The Monetary Policy Committee (MPC) of the Central Bank of Nigeria has asked the number one bank of the nation to commence the adoption of a flexible exchange rate policy.
After the MPC meeting at the Bank’s headquarters in Abuja, while addressing journalists today, the CBN Governor, Godwin Emefiele disclosed that with the new directive, the bank would in a few days make available a new guideline for the management of foreign exchange in the country.
This development means that the exchange rate of foreign currencies would be determined by the laws of supply and demand and not the Federal Government and with the high demand for dollars in Nigeria, the naira might plummet further.

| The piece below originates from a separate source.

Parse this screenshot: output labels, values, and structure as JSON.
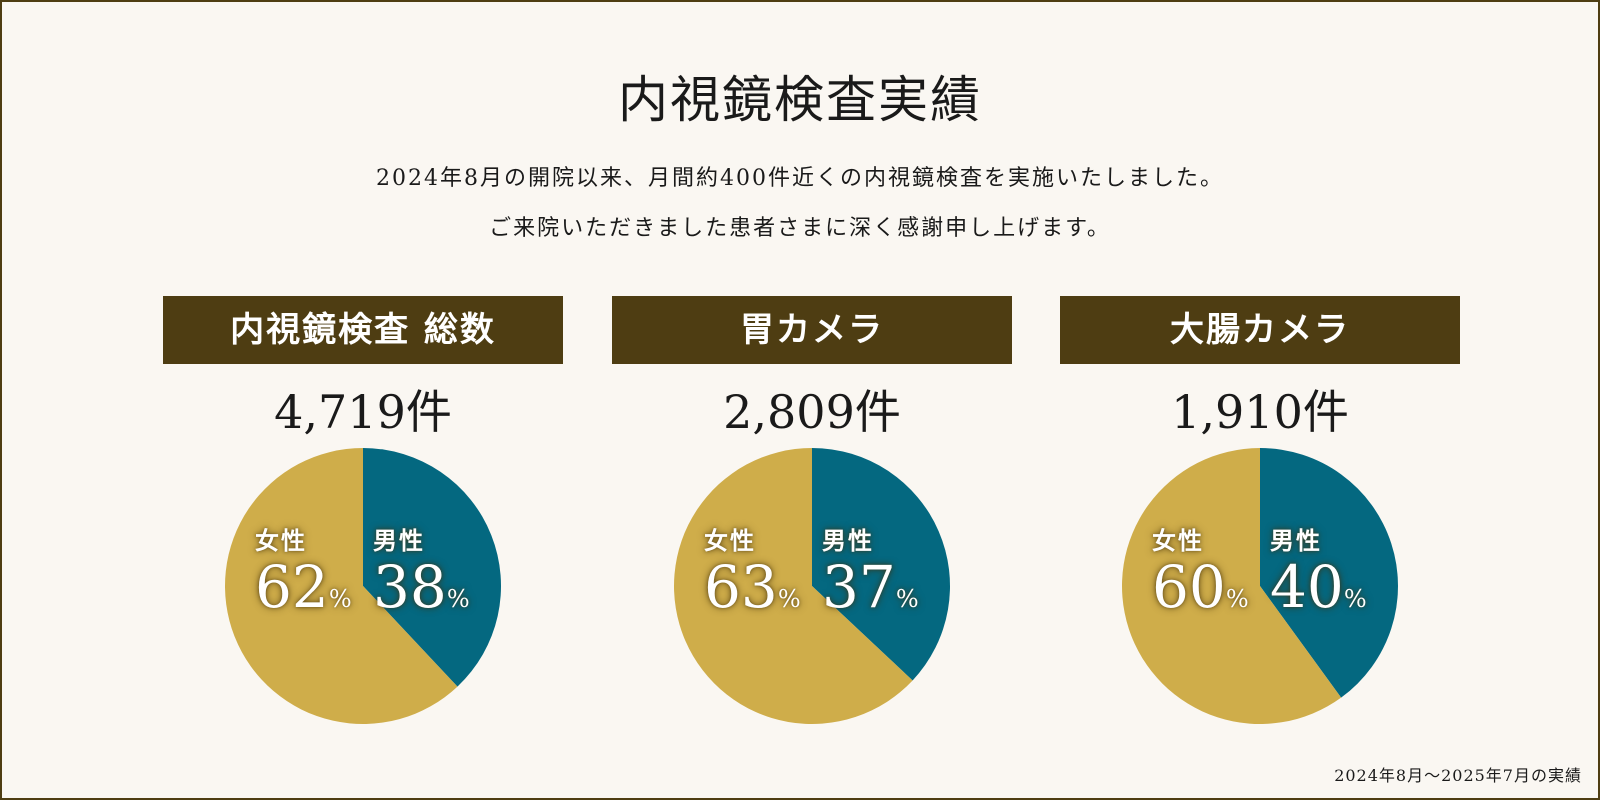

Emefiele further said the time had come to introduce flexibility in the foreign exchange market and noted that before the new policy would be unveiled, the bank would only fund very important transactions like the importation of machinery for production and raw materials needed for manufacturing that cannot be sourced locally.
He said following the recent depreciation in the country’s foreign exchange, time has now come for the bank to introduce greater flexibility in the management of foreign exchange.
Furthermore, at the meeting, the MPC decided to retain the Monetary Policy Rate at 12 per cent,while also retaining the Cash Reserve Requirement at 22.5 per and the Liquidity Ratio at the current rate of 30 per cent.